We’ll flip that sofa and make another version that will seat three people. So again, with little extra effort we get more than one piece of furniture.
For the new version we’ll cut the front most arm for now.
Duplicate the seat width a couple of times, and then paste and place the arm that was cut. Connect lines appropriately.
Add color. Going quite neutral because the scene already has vibrant colors.
Add highlights to the peak corners and remove the outlines under the highlights.
Replace the bottom lines with shadows and finish any shading / line coloring missing.
The last piece of furniture we’ll work on will be a bookshelf. We’ll start with a rectangle for one of the rows.
And encase that in a box shape.
Pattern and color in the same way as the desks in the cubicles.
And then duplicate and place it over itself three times, more or less. Clean up any breaks between the copies.
Also, you may add extra height to the base (below the bottom shelf.)
Here (in a new layer) is basically what one row of books will look like.
And if you copy that row for the rest of the shelves and change the colors around you get a nice variety of books. Which if you were up for some extra work could look even more varied, like if you add more colors, change the width to some of the books, removed some of the books to leave a bit of the shelf exposed, etc.
And here’s the bookshelf after adjusting the contrast to all of those lines (using darker shades of the colors the books have) …in this case, it’s pretty clear what a difference doing that makes, going from the eye-straining dozens of black lines inside the shelves to neater, less-busy, groups of books.

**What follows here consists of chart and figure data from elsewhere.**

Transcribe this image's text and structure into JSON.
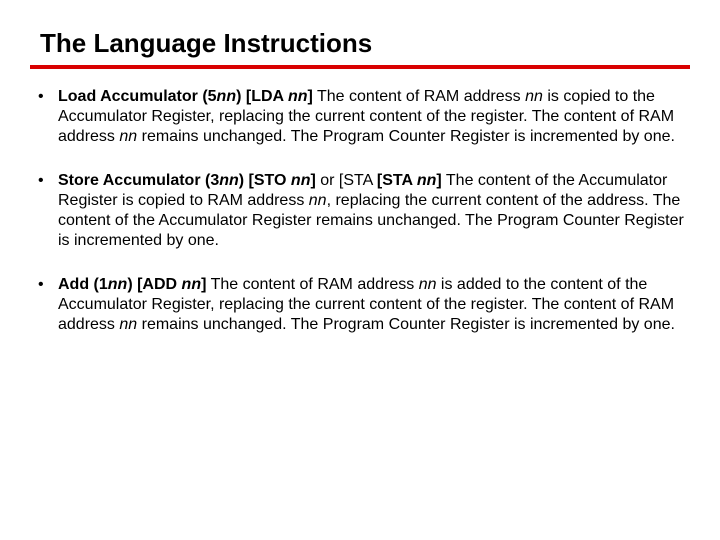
{
  "title": "The Language Instructions",
  "rule_color": "#d90000",
  "items": [
    {
      "name_prefix": "Load Accumulator (5",
      "name_var": "nn",
      "name_suffix": ") [LDA ",
      "name_var2": "nn",
      "name_close": "]",
      "body_parts": [
        " The content of RAM address ",
        "nn",
        " is copied to the Accumulator Register, replacing the current content of the register. The content of RAM address ",
        "nn",
        " remains unchanged. The Program Counter Register is incremented by one."
      ]
    },
    {
      "name_prefix": "Store Accumulator (3",
      "name_var": "nn",
      "name_suffix": ") [STO ",
      "name_var2": "nn",
      "name_close": "]",
      "alt_prefix": " or [STA ",
      "alt_var": "nn",
      "alt_close": "]",
      "body_parts": [
        " The content of the Accumulator Register is copied to RAM address ",
        "nn",
        ", replacing the current content of the address. The content of the Accumulator Register remains unchanged. The Program Counter Register is incremented by one."
      ]
    },
    {
      "name_prefix": "Add (1",
      "name_var": "nn",
      "name_suffix": ") [ADD ",
      "name_var2": "nn",
      "name_close": "]",
      "body_parts": [
        " The content of RAM address ",
        "nn",
        " is added to the content of  the Accumulator Register, replacing the current content of the register. The content of RAM address ",
        "nn",
        " remains unchanged. The Program Counter Register is incremented by one."
      ]
    }
  ]
}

And with that we’re done creating pieces of furniture.
All we gotta do now is place the elements in the room, which is easy, fun and up to your liking.
If you’re surprised by that floor lamp that came out of nowhere, then please refer to the bedroom tutorial where you’ll find how to make it, plus how to make a laptop and some wall art, elements which totally could also work fine in this office scene.
Great job! now your character can go to work everyday for the rest of its short life :)
Try to keep all your new assets easily accessible so you can pop them into any more scenes you do. Isometric pixel art might not be easily scalable but if you stay on the same scale then it’s highly recyclable, which is fun.